La diaspora armena ha dato alti frutti. Dallo scrittore statunitense William Saroyan, celebre per The Human Commedy (La Commedia Umana, Marcos y Marcos, 2010) allo scacchista russo Garry Kasparov; dalla musica heavy-metal della band statunitense System of a Down, alla voce del famoso chansonnier, scrittore e diplomatico francese Charles Aznavour. In Italia è sicuramente Antonia Arslan una delle voci letterarie più lucide della diaspora armena. Non solo raccoglie le testimonianze degli armeni italiani in un importante lavoro di documentazione e compilazione, ma attraverso la sua narrativa racconta la sofferenza del suo popolo. La strada di Smirne (Rizzoli, 2009) e Il rumore delle perle di legno (Rizzoli, 2015) seguono il suo primo La masseria delle allodole (Rizzoli, 2004) dal quale i fratelli Taviani hanno tratto l’omonimo film nel 2007.

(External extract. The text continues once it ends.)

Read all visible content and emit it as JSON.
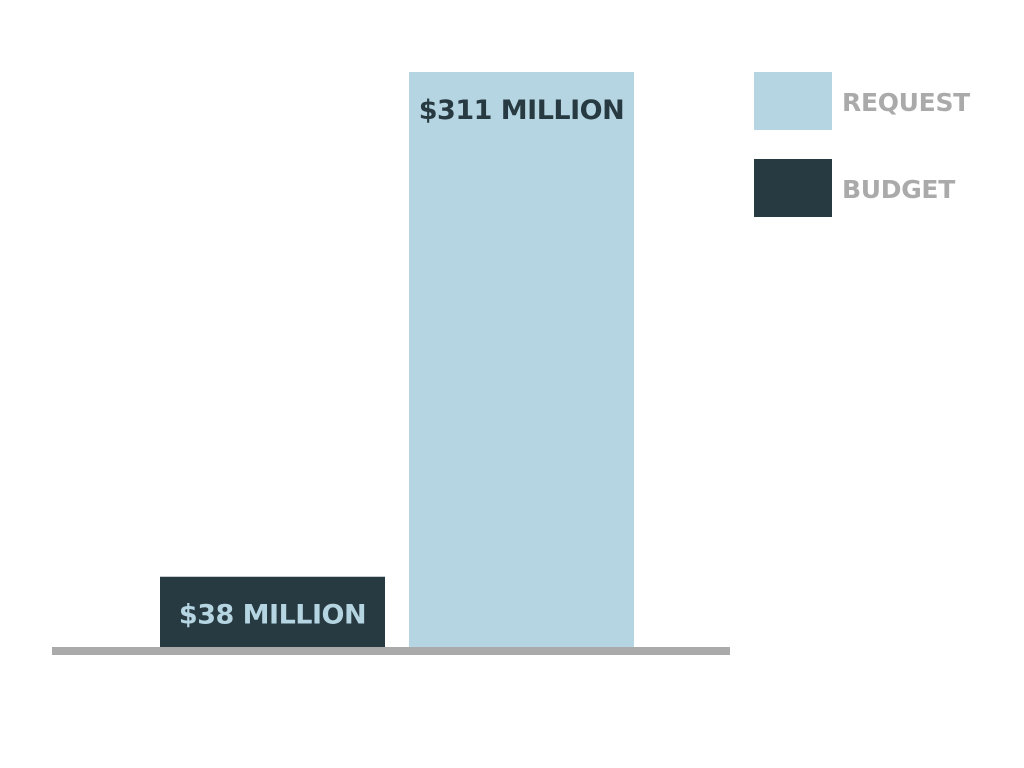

Scena dal film La masseria delle allodole dei fratelli Taviani
Scena dal film La masseria delle allodole dei fratelli Taviani

Il cinema è forse il mezzo più potente nel divulgare e far conoscere. Durante il Festival del Cinema di Venezia del 2014, è stato presentato The Cut, del regista turco-tedesco Fatih Akin. In The Cut, il protagonista interpretato da Tahar Rahim, superstite del genocidio, perde la voce e va in cerca delle sorelle sopravvissute e assimilate da famiglie musulmane. Il silenzio del protagonista sta a simbolizzare sia la voce perduta della cultura armena a causa del ‘taglio’, sia il silenzio sui fatti imposto dalla Turchia. La prima intervista rilasciata da Akin in merito al film è stata pubblicata dal giornale fondato da Hrant Dink, Agos, il quale ha successivamente ricevuto minacce da parte di frange fasciste turche. Akin aggiunge che diversi proprietari di cinema in aree della Turchia dove la retorica ultranazionalista ha più presa, non proiettano il film nelle loro sale per paura di ritorsioni. La questione del silenzio e della trasmissione della memoria ritorna in quella che forse è la più alta recente realizzazione artistica sul genocidio armeno. Si tratta del romanzo di Varujan Vosganian, Il libro dei sussurri (Keller editore, 2011). Nell’opera di Vosganian, è proprio nella dimensione del sussurro che si racconta e si tramanda per cent’anni la memoria della tragedia, è il sussurro che sfugge al silenzio e lo sconfigge. Vosganian ricostruisce l’ossessione della memoria degli armeni in diaspora, la convinzione di essere stati depredati del ricordo tanto quanto della terra conducendo con delicatezza e malinconia il lettore dentro la cultura e i simboli ‘quotidiani’ della cultura armena (come il frutto del melograno, la pianta d’albicocche o di noce, il rito del caffè). Le pagine del Libro dei sussurri che raccontano i momenti della deportazione dall’Anatolia al deserto siriano, delle fustigazioni lungo il percorso e delle grida soffocate nelle gole assetate, sono forse fra le più crude e potenti pagine contemporanee in grado di ridare voce, in un sussurro appunto, a chi per un secolo è stato tenuto in silenzio.